6. TSA Pre-Check and Global Entry
In an era of rampant terrorism, it's hard to believe that this TSA program exists. But it's a fact: Low-risk passengers can apply for "Global Entry," which entitles them to skip regular lines and security checkpoints. In airports where Global Entry is recognized, this expedited clearance usually pushes passengers through the checkpoint in about five minutes.
Why would airlines hate that? Because passengers can arrive later at the airport, meaning less time sitting around the airport mall and buying snacks and bottles of water. There's an application fee, but if you're accustomed to flying coach, this small luxury can feel like first class treatment.
7. Sign Up for Every Free Rewards Program
Airlines and hotels love it when you sign up for their rewards programs. They assume that you will build a relationship with, say, Hilton Hotels or Delta Airlines. When they want to encourage flights to certain destinations, or they want to fill rooms in certain cities, they'll notify you of an upcoming deal.
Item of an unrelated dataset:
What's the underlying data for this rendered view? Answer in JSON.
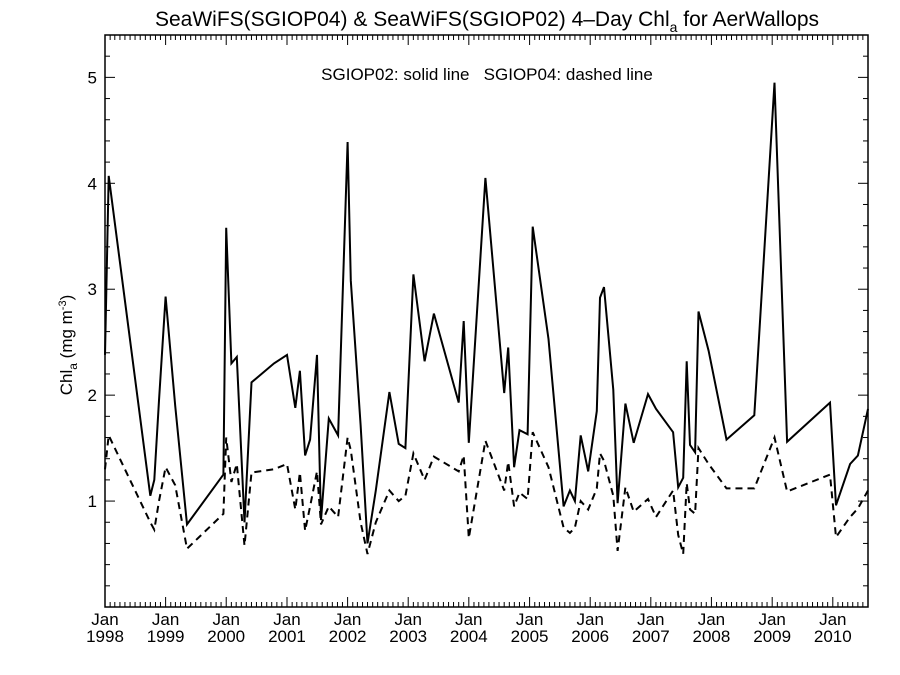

What they don't expect is for travelers to sign up for every rewards program. This way, you'll receive an endless river of deals from companies around the globe. Every time you fly a certain airline or stay in a certain hotel, check and see whether they have a rewards program.
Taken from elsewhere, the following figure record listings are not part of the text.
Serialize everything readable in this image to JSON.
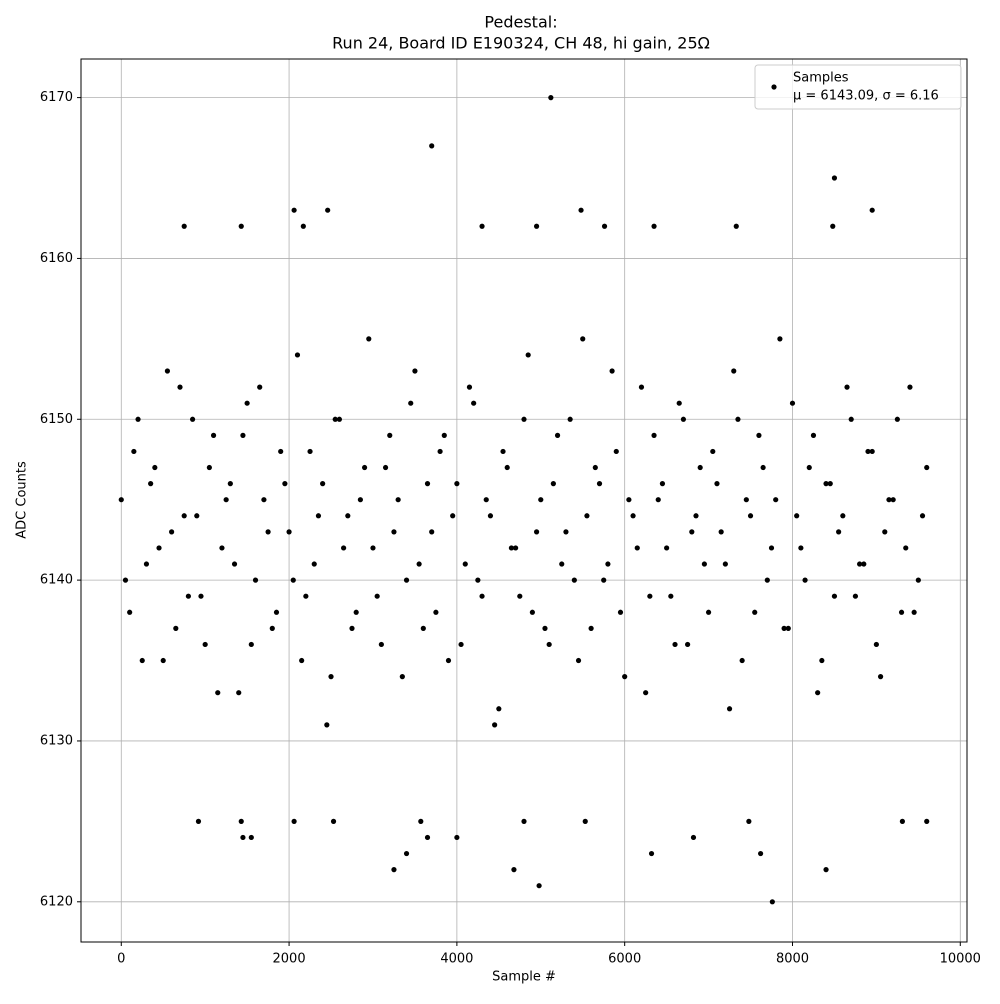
{
  "chart_data": {
    "type": "scatter",
    "title": "Pedestal:",
    "subtitle": "Run 24, Board ID E190324, CH 48, hi gain, 25Ω",
    "x_label": "Sample #",
    "y_label": "ADC Counts",
    "xlim": [
      -480,
      10080
    ],
    "ylim": [
      6117.5,
      6172.4
    ],
    "xticks": [
      0,
      2000,
      4000,
      6000,
      8000,
      10000
    ],
    "yticks": [
      6120,
      6130,
      6140,
      6150,
      6160,
      6170
    ],
    "grid": true,
    "legend": "upper right",
    "legend_text": "μ = 6143.09, σ = 6.16",
    "series": [
      {
        "name": "Samples",
        "color": "#000000",
        "x": [
          5120,
          3700,
          8500,
          2060,
          2460,
          5480,
          8950,
          750,
          1430,
          2170,
          4300,
          4950,
          5760,
          6350,
          7330,
          8480,
          7760,
          4980,
          3250,
          4680,
          8400,
          3400,
          6320,
          7620,
          1450,
          1550,
          3650,
          4000,
          6820,
          920,
          1430,
          2060,
          2530,
          3570,
          4800,
          5530,
          7480,
          9310,
          9600,
          0,
          100,
          200,
          300,
          400,
          500,
          600,
          700,
          800,
          900,
          1000,
          1100,
          1200,
          1300,
          1400,
          1500,
          1600,
          1700,
          1800,
          1900,
          2000,
          2100,
          2200,
          2300,
          2400,
          2500,
          2600,
          2700,
          2800,
          2900,
          3000,
          3100,
          3200,
          3300,
          3400,
          3500,
          3600,
          3700,
          3800,
          3900,
          4000,
          4100,
          4200,
          4300,
          4400,
          4500,
          4600,
          4700,
          4800,
          4900,
          5000,
          5100,
          5200,
          5300,
          5400,
          5500,
          5600,
          5700,
          5800,
          5900,
          6000,
          6100,
          6200,
          6300,
          6400,
          6500,
          6600,
          6700,
          6800,
          6900,
          7000,
          7100,
          7200,
          7300,
          7400,
          7500,
          7600,
          7700,
          7800,
          7900,
          8000,
          8100,
          8200,
          8300,
          8400,
          8500,
          8600,
          8700,
          8800,
          8900,
          9000,
          9100,
          9200,
          9300,
          9400,
          9500,
          9600,
          50,
          150,
          250,
          350,
          450,
          550,
          650,
          750,
          850,
          950,
          1050,
          1150,
          1250,
          1350,
          1450,
          1550,
          1650,
          1750,
          1850,
          1950,
          2050,
          2150,
          2250,
          2350,
          2450,
          2550,
          2650,
          2750,
          2850,
          2950,
          3050,
          3150,
          3250,
          3350,
          3450,
          3550,
          3650,
          3750,
          3850,
          3950,
          4050,
          4150,
          4250,
          4350,
          4450,
          4550,
          4650,
          4750,
          4850,
          4950,
          5050,
          5150,
          5250,
          5350,
          5450,
          5550,
          5650,
          5750,
          5850,
          5950,
          6050,
          6150,
          6250,
          6350,
          6450,
          6550,
          6650,
          6750,
          6850,
          6950,
          7050,
          7150,
          7250,
          7350,
          7450,
          7550,
          7650,
          7750,
          7850,
          7950,
          8050,
          8150,
          8250,
          8350,
          8450,
          8550,
          8650,
          8750,
          8850,
          8950,
          9050,
          9150,
          9250,
          9350,
          9450,
          9550
        ],
        "y": [
          6170,
          6167,
          6165,
          6163,
          6163,
          6163,
          6163,
          6162,
          6162,
          6162,
          6162,
          6162,
          6162,
          6162,
          6162,
          6162,
          6120,
          6121,
          6122,
          6122,
          6122,
          6123,
          6123,
          6123,
          6124,
          6124,
          6124,
          6124,
          6124,
          6125,
          6125,
          6125,
          6125,
          6125,
          6125,
          6125,
          6125,
          6125,
          6125,
          6145,
          6138,
          6150,
          6141,
          6147,
          6135,
          6143,
          6152,
          6139,
          6144,
          6136,
          6149,
          6142,
          6146,
          6133,
          6151,
          6140,
          6145,
          6137,
          6148,
          6143,
          6154,
          6139,
          6141,
          6146,
          6134,
          6150,
          6144,
          6138,
          6147,
          6142,
          6136,
          6149,
          6145,
          6140,
          6153,
          6137,
          6143,
          6148,
          6135,
          6146,
          6141,
          6151,
          6139,
          6144,
          6132,
          6147,
          6142,
          6150,
          6138,
          6145,
          6136,
          6149,
          6143,
          6140,
          6155,
          6137,
          6146,
          6141,
          6148,
          6134,
          6144,
          6152,
          6139,
          6145,
          6142,
          6136,
          6150,
          6143,
          6147,
          6138,
          6146,
          6141,
          6153,
          6135,
          6144,
          6149,
          6140,
          6145,
          6137,
          6151,
          6142,
          6147,
          6133,
          6146,
          6139,
          6144,
          6150,
          6141,
          6148,
          6136,
          6143,
          6145,
          6138,
          6152,
          6140,
          6147,
          6140,
          6148,
          6135,
          6146,
          6142,
          6153,
          6137,
          6144,
          6150,
          6139,
          6147,
          6133,
          6145,
          6141,
          6149,
          6136,
          6152,
          6143,
          6138,
          6146,
          6140,
          6135,
          6148,
          6144,
          6131,
          6150,
          6142,
          6137,
          6145,
          6155,
          6139,
          6147,
          6143,
          6134,
          6151,
          6141,
          6146,
          6138,
          6149,
          6144,
          6136,
          6152,
          6140,
          6145,
          6131,
          6148,
          6142,
          6139,
          6154,
          6143,
          6137,
          6146,
          6141,
          6150,
          6135,
          6144,
          6147,
          6140,
          6153,
          6138,
          6145,
          6142,
          6133,
          6149,
          6146,
          6139,
          6151,
          6136,
          6144,
          6141,
          6148,
          6143,
          6132,
          6150,
          6145,
          6138,
          6147,
          6142,
          6155,
          6137,
          6144,
          6140,
          6149,
          6135,
          6146,
          6143,
          6152,
          6139,
          6141,
          6148,
          6134,
          6145,
          6150,
          6142,
          6138,
          6144
        ]
      }
    ]
  }
}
In order to truly cut this corner, though, you should only sign up for a program that's free. Also, this doesn't mean signing up for credit cards, especially cards with annual fees and high APRs. Rewards programs are basically advertisements for specials and discounts, which should cost you no more than a membership card at your local supermarket.
8. Use Award Wallet App
So what do you do with all those deals? Download the Award Wallet App and collect them into a single database. This app was designed to keep track of different deals, especially the ones that are about to expire. This way, you'll only receive the information you want, and you can easily take advantage of discounted flights and hotel rooms while they're still valid.
9. Use Uber or Lyft
Here's my favorite example: Pittsburgh International Airport has no train service into the city. The only public transportation is a cumbersome little bus called the 28X, and it takes nearly an hour to reach downtown Pittsburgh. A taxi costs about $50, and there's no comprehensive shuttle service; each hotel has its own separate vehicles.
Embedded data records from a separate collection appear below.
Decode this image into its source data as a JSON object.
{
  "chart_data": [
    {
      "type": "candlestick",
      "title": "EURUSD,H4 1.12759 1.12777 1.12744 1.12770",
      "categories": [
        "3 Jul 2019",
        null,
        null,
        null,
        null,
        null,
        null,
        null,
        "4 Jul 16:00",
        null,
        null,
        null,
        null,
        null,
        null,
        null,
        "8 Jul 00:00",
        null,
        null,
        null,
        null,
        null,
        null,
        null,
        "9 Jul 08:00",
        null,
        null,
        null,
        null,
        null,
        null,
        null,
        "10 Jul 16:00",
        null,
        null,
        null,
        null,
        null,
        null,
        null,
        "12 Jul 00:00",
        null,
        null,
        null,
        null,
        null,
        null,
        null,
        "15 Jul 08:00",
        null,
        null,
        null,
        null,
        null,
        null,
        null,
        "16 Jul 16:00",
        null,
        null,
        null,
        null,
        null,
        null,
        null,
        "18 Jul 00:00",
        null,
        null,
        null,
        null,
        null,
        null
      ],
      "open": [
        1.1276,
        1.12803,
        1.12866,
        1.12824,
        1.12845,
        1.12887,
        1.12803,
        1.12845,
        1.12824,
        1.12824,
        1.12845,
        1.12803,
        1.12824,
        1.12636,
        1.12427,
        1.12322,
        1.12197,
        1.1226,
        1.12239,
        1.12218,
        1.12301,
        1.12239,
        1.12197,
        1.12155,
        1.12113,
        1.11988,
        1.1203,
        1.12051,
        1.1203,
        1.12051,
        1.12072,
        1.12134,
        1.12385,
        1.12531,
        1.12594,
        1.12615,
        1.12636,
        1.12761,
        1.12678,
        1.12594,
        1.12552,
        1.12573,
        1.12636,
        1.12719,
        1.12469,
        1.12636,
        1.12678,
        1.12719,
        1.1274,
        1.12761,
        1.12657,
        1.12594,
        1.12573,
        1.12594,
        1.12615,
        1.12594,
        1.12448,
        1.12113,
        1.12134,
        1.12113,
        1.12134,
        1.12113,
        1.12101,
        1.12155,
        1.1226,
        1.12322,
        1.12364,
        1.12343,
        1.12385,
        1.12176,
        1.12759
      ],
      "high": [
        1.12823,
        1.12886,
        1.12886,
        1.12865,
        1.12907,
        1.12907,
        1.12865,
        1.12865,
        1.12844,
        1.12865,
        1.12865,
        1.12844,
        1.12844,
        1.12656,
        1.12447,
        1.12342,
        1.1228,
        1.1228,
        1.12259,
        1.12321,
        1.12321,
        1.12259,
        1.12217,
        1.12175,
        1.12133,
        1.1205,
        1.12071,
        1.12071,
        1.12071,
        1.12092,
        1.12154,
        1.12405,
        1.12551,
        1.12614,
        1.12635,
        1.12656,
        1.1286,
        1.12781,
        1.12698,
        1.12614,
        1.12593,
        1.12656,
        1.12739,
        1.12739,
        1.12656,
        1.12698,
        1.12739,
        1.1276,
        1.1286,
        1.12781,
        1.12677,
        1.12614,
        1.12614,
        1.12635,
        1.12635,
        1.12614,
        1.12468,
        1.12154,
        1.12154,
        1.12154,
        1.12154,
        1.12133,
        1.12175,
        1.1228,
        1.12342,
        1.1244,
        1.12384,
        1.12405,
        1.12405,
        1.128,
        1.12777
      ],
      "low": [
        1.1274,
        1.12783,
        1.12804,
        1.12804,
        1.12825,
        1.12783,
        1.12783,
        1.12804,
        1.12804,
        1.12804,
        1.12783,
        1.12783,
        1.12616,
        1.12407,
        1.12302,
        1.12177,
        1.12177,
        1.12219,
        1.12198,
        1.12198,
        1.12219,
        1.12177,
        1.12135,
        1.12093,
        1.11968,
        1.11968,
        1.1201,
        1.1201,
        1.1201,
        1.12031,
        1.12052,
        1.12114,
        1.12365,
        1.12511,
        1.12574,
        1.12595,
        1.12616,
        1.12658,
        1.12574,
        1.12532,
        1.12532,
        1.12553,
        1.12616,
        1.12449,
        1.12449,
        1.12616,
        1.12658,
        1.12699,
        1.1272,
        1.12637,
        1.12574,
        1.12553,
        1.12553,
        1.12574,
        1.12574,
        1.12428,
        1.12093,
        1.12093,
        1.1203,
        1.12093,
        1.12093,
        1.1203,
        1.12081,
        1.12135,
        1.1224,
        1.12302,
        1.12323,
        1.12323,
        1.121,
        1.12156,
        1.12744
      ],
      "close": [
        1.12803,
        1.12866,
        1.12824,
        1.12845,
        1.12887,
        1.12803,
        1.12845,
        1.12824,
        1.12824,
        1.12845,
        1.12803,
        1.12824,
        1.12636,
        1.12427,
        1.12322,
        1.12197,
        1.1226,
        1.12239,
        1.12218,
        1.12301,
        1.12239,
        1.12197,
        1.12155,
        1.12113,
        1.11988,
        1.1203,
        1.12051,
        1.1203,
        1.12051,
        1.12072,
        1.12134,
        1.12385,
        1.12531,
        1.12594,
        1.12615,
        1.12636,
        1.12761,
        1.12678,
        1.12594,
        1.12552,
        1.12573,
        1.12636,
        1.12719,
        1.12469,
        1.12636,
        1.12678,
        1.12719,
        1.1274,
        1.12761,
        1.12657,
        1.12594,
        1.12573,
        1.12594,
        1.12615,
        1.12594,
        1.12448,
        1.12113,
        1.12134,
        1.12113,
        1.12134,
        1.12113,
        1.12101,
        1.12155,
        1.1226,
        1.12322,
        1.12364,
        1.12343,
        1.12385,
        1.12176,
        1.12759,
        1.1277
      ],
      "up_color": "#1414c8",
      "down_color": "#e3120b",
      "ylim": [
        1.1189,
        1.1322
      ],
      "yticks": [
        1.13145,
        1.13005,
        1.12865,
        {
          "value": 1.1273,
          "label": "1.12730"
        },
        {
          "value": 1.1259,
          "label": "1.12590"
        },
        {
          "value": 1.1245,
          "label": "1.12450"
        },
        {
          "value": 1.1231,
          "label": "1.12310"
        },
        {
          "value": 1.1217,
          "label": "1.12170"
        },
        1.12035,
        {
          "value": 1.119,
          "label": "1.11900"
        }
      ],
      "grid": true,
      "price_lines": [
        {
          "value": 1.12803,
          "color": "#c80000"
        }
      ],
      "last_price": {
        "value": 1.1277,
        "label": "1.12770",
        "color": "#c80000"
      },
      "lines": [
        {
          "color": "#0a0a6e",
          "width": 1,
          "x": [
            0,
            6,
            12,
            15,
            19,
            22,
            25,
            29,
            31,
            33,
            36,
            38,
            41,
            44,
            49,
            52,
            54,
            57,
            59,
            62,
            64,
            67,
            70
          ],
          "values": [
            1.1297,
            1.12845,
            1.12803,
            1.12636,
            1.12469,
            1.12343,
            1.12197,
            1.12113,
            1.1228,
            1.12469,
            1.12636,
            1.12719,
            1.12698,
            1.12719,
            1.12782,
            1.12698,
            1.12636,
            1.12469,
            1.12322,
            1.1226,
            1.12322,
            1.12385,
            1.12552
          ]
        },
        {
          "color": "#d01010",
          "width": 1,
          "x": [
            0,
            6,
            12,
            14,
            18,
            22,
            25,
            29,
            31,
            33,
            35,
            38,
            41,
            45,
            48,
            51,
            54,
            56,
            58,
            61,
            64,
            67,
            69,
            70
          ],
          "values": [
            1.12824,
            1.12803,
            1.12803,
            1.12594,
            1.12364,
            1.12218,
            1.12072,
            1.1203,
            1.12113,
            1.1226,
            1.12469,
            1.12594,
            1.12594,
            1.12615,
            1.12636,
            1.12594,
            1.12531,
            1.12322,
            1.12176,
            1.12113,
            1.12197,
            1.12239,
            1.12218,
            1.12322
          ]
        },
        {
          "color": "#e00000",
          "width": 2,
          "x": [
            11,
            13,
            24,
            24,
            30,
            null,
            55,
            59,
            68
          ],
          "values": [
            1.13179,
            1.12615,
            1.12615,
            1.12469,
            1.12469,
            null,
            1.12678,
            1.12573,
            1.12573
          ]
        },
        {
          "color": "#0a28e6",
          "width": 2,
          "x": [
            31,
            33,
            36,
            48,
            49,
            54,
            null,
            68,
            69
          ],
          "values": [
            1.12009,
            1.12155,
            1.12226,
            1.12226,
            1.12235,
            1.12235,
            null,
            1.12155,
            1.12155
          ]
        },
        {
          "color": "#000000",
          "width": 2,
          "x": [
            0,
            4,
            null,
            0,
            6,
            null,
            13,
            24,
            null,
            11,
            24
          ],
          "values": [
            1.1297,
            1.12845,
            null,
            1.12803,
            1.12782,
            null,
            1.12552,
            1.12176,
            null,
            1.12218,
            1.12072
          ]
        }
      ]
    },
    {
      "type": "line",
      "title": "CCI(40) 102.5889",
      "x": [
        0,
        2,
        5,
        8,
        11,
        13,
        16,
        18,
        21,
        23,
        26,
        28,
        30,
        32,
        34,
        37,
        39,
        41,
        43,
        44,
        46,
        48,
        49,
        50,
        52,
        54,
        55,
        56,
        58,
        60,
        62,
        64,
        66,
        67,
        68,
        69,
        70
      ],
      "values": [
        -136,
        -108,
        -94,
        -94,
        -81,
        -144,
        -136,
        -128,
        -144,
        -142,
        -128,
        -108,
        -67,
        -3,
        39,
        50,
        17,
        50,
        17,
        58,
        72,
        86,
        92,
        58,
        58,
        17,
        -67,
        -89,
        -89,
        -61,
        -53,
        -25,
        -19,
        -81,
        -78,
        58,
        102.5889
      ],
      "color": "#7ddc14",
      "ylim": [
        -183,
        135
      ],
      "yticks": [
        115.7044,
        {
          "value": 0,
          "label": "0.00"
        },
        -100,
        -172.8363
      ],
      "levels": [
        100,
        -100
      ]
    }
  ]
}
But Pittsburgh has set up a special taxi stand for Uber and Lyft drivers. You can step off your plane, grab your luggage, and order a ride. These mobile services drive airports and hotels crazy because it drastically cuts down on their income from specialized taxis and shuttles. But using Uber and Lyft often costs you a fraction of a Yellow Cab fare, and you're more likely to meet a friendly driver with local flare and recommendations.